Bobcat Peer Mediators is a proactive group of fourth-grade students at Gwendolyn Brooks Elementary who underwent a month-long training program with School Counselor Lisa Blackmore to learn about confidential processes for resolving conflicts among their peers. Peer Mediation is a voluntary process in which students train as neutral third parties. This helps prepare them to peaceably resolve conflicts by getting clear about their concerns, better understanding one another, and working to come to a mutual agreement about how they want to handle their issue.
Initially developed by previous school Social Worker Heather Smith, the program was revived under the encouragement of Principal Dr. Donna Henry this past summer. Peer mediation is valued because it offers significant strategies for critical thinking and productive problem-solving solving which fosters an empowered sense of self in students and promotes responsibility and leadership.
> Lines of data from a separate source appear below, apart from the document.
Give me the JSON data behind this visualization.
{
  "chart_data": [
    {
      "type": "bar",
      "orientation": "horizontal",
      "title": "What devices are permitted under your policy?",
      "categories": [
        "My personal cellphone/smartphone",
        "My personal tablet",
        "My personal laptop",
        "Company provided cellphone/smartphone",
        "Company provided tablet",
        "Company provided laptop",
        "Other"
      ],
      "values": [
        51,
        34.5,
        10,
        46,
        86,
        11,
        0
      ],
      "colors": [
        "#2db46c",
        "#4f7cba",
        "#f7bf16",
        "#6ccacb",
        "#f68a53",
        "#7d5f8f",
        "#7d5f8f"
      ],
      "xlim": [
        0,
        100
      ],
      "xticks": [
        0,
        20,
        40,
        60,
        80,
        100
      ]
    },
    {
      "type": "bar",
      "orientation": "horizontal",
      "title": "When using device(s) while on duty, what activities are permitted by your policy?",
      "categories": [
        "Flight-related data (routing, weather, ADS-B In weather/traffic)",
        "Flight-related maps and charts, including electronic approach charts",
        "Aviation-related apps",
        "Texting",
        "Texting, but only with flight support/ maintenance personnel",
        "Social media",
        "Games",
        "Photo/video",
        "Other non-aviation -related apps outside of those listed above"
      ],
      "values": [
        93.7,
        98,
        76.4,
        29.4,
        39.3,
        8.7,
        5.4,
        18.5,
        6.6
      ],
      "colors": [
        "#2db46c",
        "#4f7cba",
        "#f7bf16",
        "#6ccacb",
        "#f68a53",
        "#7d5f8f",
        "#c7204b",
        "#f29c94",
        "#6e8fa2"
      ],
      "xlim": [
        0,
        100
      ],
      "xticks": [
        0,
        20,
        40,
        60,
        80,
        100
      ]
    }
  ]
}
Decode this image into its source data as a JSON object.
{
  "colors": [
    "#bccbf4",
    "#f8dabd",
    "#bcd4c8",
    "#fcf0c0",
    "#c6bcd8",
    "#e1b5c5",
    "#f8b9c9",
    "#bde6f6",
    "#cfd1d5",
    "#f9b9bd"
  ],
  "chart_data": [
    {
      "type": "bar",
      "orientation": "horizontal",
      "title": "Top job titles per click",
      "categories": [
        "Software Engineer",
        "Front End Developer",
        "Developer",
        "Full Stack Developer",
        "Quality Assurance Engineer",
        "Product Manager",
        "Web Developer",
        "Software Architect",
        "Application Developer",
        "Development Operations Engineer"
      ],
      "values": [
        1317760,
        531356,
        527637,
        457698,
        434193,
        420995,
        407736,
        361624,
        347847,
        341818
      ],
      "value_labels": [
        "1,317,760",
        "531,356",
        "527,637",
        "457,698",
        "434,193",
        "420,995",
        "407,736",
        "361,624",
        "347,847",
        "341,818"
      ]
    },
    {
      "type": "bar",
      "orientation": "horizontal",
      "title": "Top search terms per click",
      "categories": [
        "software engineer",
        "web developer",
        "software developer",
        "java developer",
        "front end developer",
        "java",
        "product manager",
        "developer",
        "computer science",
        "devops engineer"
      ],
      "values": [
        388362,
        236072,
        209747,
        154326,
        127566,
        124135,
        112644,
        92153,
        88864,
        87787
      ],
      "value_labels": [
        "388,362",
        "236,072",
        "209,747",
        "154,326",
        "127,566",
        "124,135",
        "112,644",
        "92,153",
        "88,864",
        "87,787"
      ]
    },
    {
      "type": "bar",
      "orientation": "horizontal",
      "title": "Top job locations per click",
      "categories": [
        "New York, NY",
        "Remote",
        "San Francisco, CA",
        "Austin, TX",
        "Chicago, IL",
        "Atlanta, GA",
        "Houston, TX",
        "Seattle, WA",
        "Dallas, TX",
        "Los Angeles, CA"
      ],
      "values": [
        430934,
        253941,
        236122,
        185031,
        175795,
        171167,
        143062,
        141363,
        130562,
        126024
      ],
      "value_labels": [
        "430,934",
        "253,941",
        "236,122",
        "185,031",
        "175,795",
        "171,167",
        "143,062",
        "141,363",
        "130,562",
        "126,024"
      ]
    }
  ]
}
Peer mediation also allows students to contribute to their overall school culture by helping to create a more respectful and safe learning environment.
Conflicts are typical among students and are an inevitable part of the human experience. Using peer mediation tactics has proven to be an effective way for schools to decrease misconduct and empower students to better deal with difficult situations. The peer mediator process can help students begin to understand conflict and to see it as an opportunity for growth and learning rather than use their frustration in unproductive ways.
“Dr. Henry and I believe that this is the kind of educational innovation and commitment from our students that promotes change and is the key to building healthy relationships,” said Blackmore. “We also think that it is important because it directly speaks to positive behavioral interventions and support (PBIS)”.
Pictured above from right to left: Demonte W. C., Raquel W., Ka Siyah O., Phoebe T., Noah F., and Makenna L.